I SAW three-piece Serbian band Igralom by accident on a visit to the Bulgarian capital Sofia a few months ago, when they were supporting all-action outfit New Zealand outfit The Cavemen on what was billed as a punk night.

Although the headliners justified the punk tag, it would be a stretch to place Igralom in the same field. The publicity material for their second album Pogrena Poznanstva, which they were showcasing on the night, described them as playing “psychedelic-trans-blues” and, as far as labels go, that seemed to do a better job

Somewhat avant garde, their music at times brought to mind the funk-tinged new wave of Gang of Four, a feel that owed much to the jangly, dissonant electric guitar of Mladen Marjanovic, grating away on top of Dimitrije Simovic’s soulful bass riffs and vocals.

Simovic drove the band forward, while at first Marjanovic’s guitar was as annoying as a a fly buzzing around your face.
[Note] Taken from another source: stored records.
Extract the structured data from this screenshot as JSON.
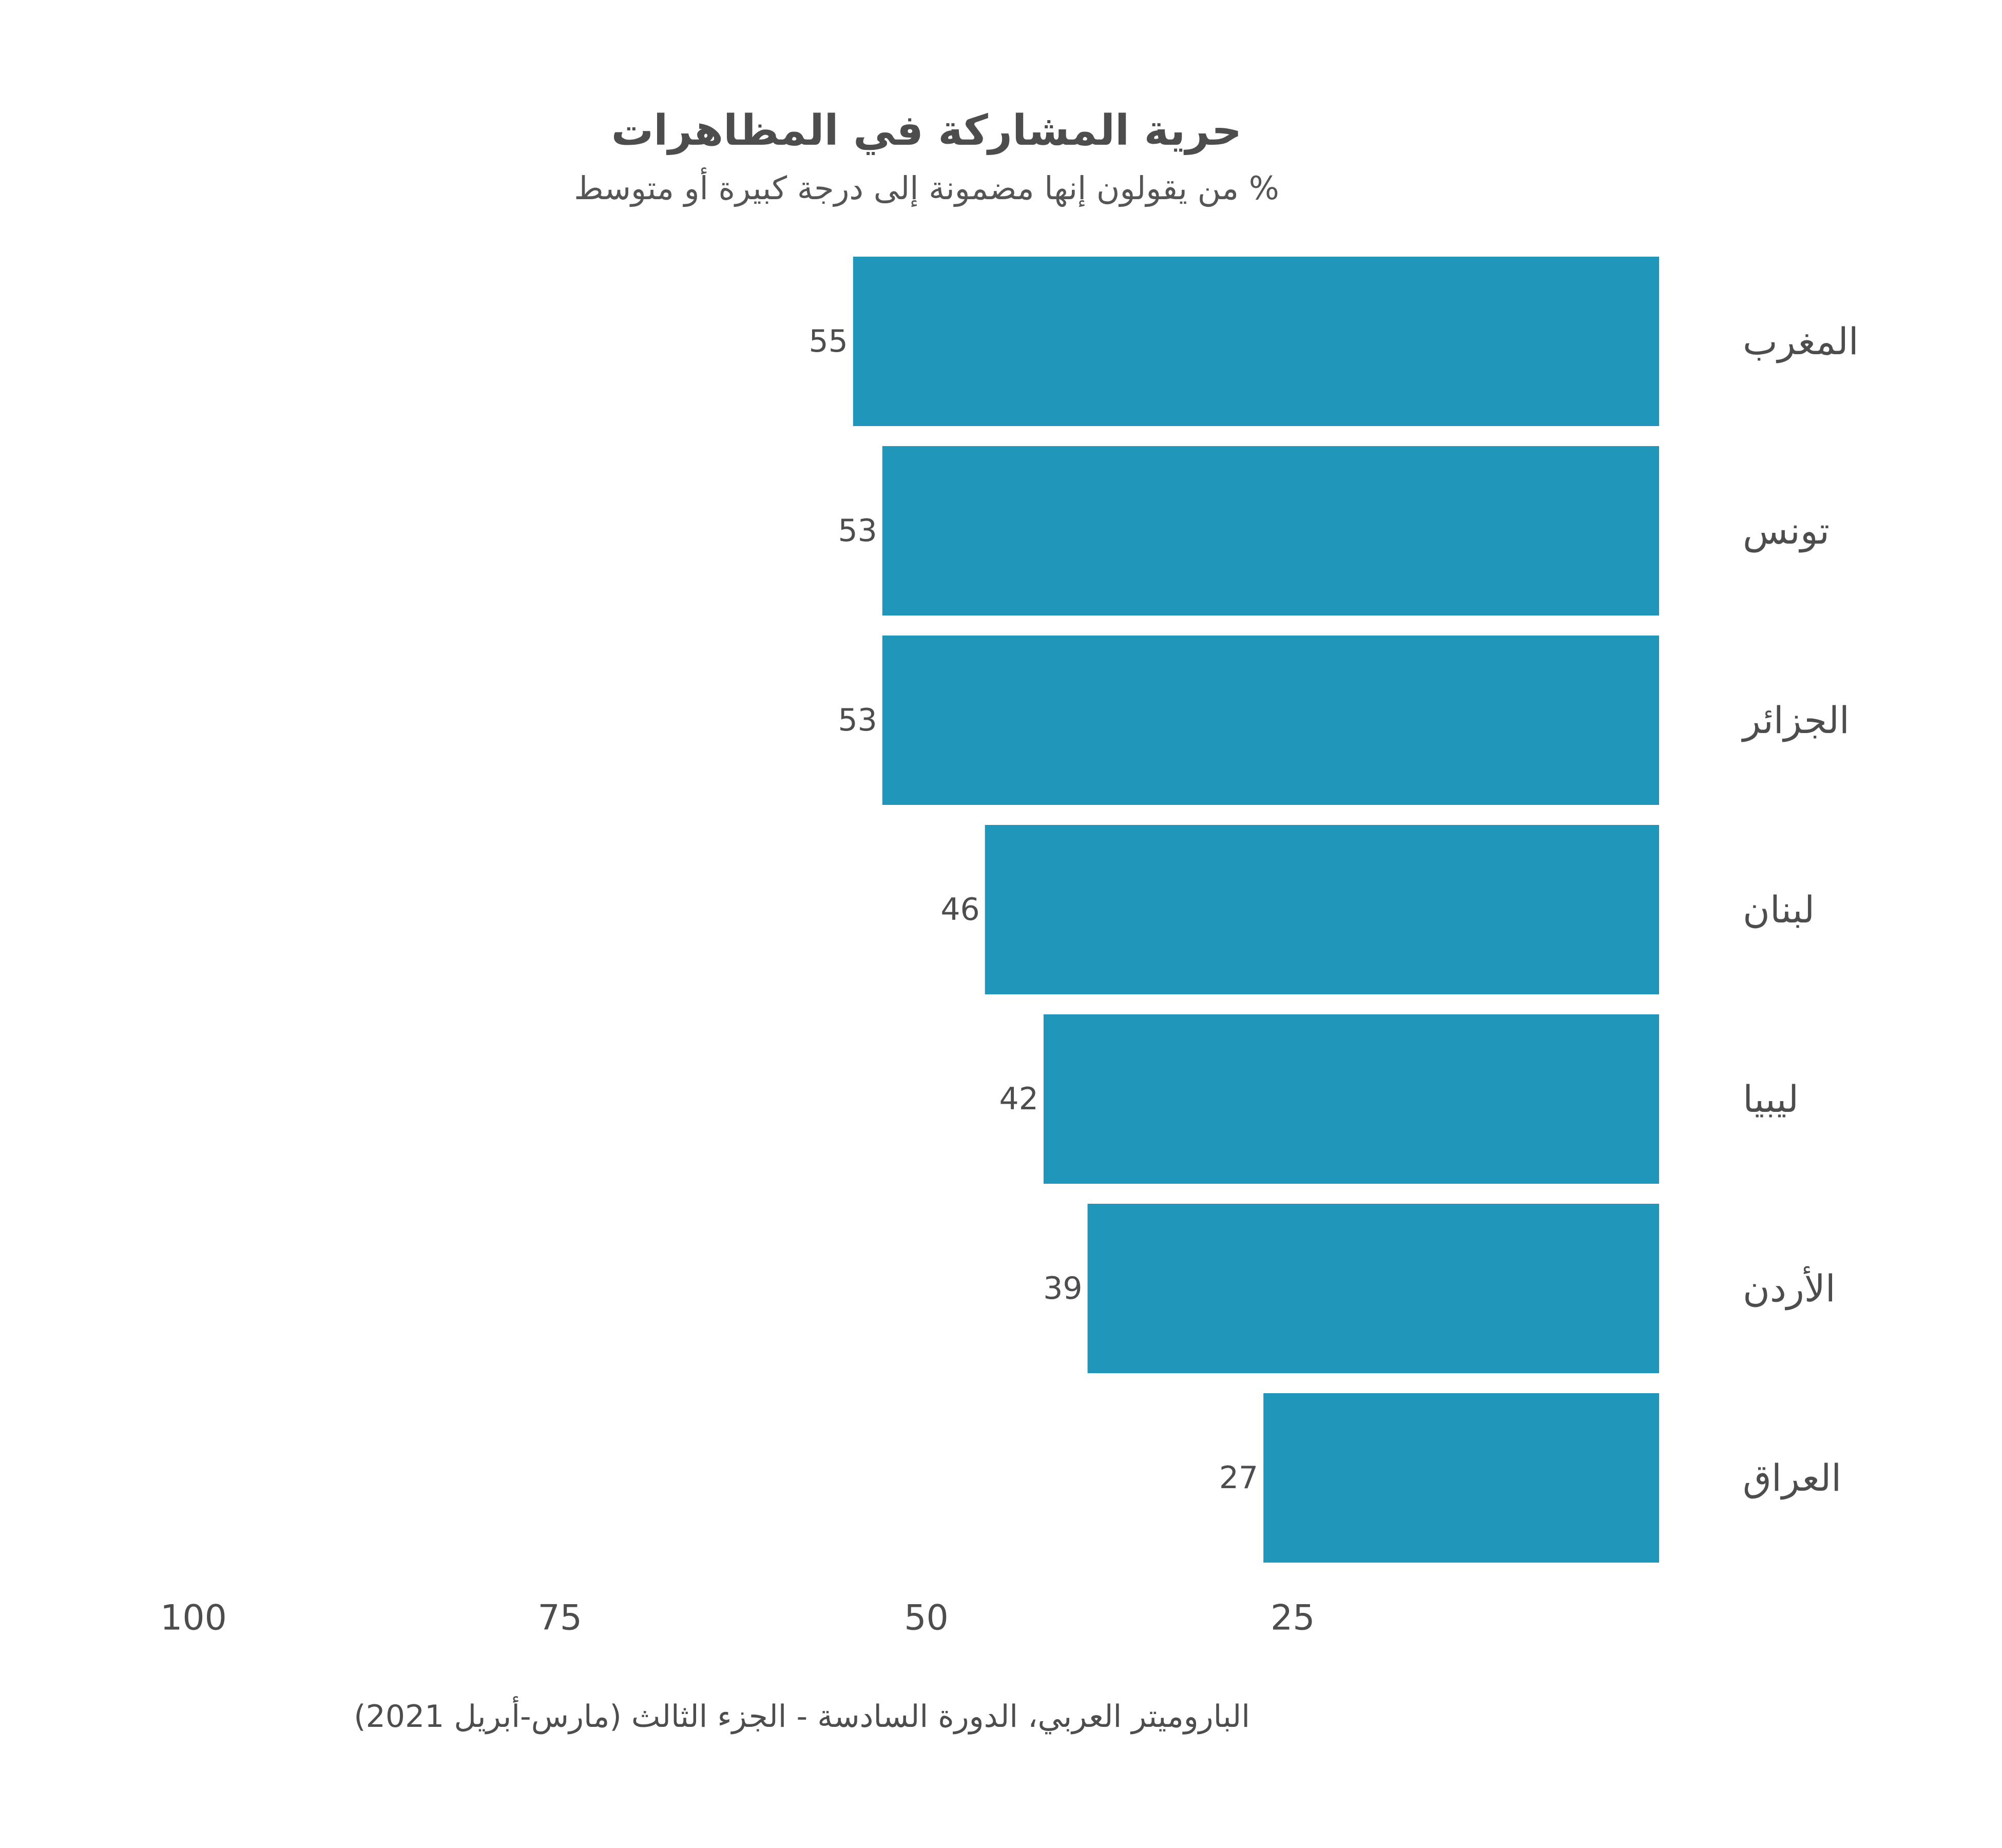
{
  "chart_data": {
    "type": "bar",
    "orientation": "horizontal",
    "direction": "right-to-left",
    "title": "حرية المشاركة في المظاهرات",
    "subtitle": "% من يقولون إنها مضمونة إلى درجة كبيرة أو متوسط",
    "categories": [
      "المغرب",
      "تونس",
      "الجزائر",
      "لبنان",
      "ليبيا",
      "الأردن",
      "العراق"
    ],
    "values": [
      55,
      53,
      53,
      46,
      42,
      39,
      27
    ],
    "xticks": [
      100,
      75,
      50,
      25
    ],
    "xlim": [
      0,
      100
    ],
    "grid": false,
    "bar_color": "#2196bb",
    "source": "الباروميتر العربي، الدورة السادسة - الجزء الثالث (مارس-أبريل 2021)"
  }
}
But, gradually, the combination of the two gained in appeal and you came to understand their oppositional creativity, held together via the mediation of Marko Tomovic’s drums and percussion.

In the three years since their formation, Igralom’s live adventures have mainly been confined to eastern Europe. Hopefully, they will make it to Britain some time soon and a new audience will be able to appreciate their craft.   
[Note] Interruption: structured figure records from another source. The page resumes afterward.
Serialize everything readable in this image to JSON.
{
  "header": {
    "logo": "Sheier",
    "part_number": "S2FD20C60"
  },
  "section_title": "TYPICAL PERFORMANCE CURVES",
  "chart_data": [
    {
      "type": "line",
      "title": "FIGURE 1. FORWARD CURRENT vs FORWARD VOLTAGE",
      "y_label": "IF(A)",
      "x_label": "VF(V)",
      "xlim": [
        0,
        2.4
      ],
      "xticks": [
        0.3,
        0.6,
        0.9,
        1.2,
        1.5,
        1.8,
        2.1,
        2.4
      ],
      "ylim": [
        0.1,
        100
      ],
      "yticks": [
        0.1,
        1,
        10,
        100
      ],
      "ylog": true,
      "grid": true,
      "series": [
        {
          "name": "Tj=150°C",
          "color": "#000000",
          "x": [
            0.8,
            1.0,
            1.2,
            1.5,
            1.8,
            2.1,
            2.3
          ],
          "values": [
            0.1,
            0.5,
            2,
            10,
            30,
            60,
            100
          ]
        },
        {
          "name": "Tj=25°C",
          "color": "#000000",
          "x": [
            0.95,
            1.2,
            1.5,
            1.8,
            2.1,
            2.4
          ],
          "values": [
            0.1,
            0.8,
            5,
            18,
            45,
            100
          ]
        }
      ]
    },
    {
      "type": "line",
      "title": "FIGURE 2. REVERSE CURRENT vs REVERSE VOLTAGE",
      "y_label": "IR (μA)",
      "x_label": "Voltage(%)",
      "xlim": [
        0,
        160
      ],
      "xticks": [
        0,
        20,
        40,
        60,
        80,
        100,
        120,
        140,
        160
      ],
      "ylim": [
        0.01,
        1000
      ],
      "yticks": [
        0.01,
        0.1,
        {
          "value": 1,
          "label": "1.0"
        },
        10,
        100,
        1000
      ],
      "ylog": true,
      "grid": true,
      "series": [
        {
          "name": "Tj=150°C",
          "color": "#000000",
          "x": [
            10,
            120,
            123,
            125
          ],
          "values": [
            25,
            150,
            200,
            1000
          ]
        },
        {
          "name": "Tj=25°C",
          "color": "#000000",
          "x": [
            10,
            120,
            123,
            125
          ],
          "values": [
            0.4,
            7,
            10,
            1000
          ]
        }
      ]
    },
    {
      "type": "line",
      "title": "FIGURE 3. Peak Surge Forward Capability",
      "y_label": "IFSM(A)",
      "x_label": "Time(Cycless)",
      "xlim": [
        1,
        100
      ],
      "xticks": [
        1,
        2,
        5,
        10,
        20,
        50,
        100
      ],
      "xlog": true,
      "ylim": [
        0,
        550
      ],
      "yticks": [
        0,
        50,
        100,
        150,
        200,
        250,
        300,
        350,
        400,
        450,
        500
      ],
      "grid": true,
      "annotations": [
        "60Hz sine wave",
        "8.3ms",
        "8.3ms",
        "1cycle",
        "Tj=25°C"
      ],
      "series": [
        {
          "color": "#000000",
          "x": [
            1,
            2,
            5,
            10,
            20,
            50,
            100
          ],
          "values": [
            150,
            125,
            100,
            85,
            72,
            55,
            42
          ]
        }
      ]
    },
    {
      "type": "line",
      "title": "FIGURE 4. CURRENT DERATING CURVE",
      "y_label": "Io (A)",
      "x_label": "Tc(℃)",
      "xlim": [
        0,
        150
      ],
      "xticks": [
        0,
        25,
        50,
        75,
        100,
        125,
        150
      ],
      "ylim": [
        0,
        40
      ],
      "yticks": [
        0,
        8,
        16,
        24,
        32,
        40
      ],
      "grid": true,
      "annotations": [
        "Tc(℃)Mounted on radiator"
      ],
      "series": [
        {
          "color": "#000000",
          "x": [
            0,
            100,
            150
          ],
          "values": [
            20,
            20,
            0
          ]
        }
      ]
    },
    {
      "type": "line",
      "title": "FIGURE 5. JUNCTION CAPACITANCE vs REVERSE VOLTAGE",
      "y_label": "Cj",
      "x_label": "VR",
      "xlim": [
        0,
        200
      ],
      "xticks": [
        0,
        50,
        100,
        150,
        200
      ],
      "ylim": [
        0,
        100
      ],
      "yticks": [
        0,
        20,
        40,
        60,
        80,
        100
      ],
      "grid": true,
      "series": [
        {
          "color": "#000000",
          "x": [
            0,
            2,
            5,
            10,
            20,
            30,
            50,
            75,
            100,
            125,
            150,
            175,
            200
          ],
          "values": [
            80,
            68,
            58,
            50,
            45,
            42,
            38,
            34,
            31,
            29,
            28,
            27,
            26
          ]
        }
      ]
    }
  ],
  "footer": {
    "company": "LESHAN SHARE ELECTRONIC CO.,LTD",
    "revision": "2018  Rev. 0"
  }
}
The line-up at Cornbury Festival in Great Tew this year was uninspiring and it was a relief to find PP Arnold and Mavis Staples, two artists from the old school, generating some excitement on the second stage.

Arnold treated us to an autobiographical set with an upbeat, amusing and sometimes touching personal commentary that took us from her early days as an Ikette — she sang on River Deep, Mountain High — through to her second hit single Angel of the Morning and on to her signature tune The First Cut is the Deepest, by which time she had the crowd eating out of her hand.
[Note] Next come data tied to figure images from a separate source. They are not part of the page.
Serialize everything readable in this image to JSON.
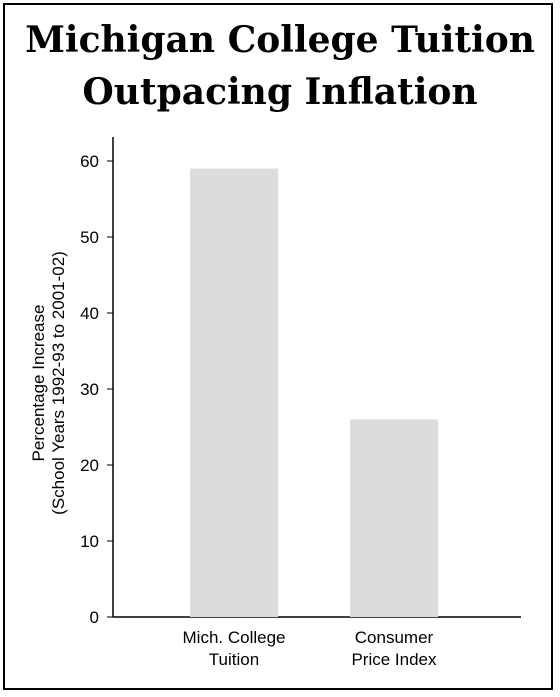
{
  "chart_data": {
    "type": "bar",
    "title_lines": [
      "Michigan College Tuition",
      "Outpacing Inflation"
    ],
    "ylabel_lines": [
      "Percentage Increase",
      "(School Years 1992-93 to 2001-02)"
    ],
    "categories": [
      [
        "Mich. College",
        "Tuition"
      ],
      [
        "Consumer",
        "Price Index"
      ]
    ],
    "values": [
      59,
      26
    ],
    "ylim": [
      0,
      60
    ],
    "yticks": [
      0,
      10,
      20,
      30,
      40,
      50,
      60
    ],
    "bar_color": "#dcdcdc",
    "grid": false
  }
}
Staples too gave an object lesson in how to hold an audience. Eight years older than Arnold — 79, as opposed to 71 — she was, if anything, the livelier of the two, and her gravel-voiced, blues-tinged gospel edge provided a more socially conscious perspective than Arnold's straighter take on soul.

Delivering a series of inspired treatments of Staple Singers classics, from Respect Yourself and Freedom Highway to the gloriously extended finale I’ll Take You There, she demonstrated quite astonishing levels of energy and inspiration

As a recording artist I can take or leave Seth Lakeman but as a live musician he’s irresistible. His gig at Islington Assembly Hall in London was the first time I’d seen him in the flesh and  I hadn’t been prepared for just how good he might be.

At times in the studio Lakeman sounds almost transatlantic, sometimes a bit too slick. But on stage his wild Dartmoor roots are clear to behold and his songs are all the better for it. Many that sound pretty good on an album gain extra patina in the live setting, raising them to something else entirely.

Two of the most emotional moments of the night were solos — Silver Threads, with Lakeman plucking at his violin, and Portrait of My Wife, unaccompanied while the crowd expertly sang the poignant chorus.

In the hands of many, both numbers might have killed the raucous mood, but Lakeman was able to to increase the emotional intensity through his interpretations.

And surely there’s no better fiddle player in the British Isles. He’s a raucous, modern credit to the English folk tradition.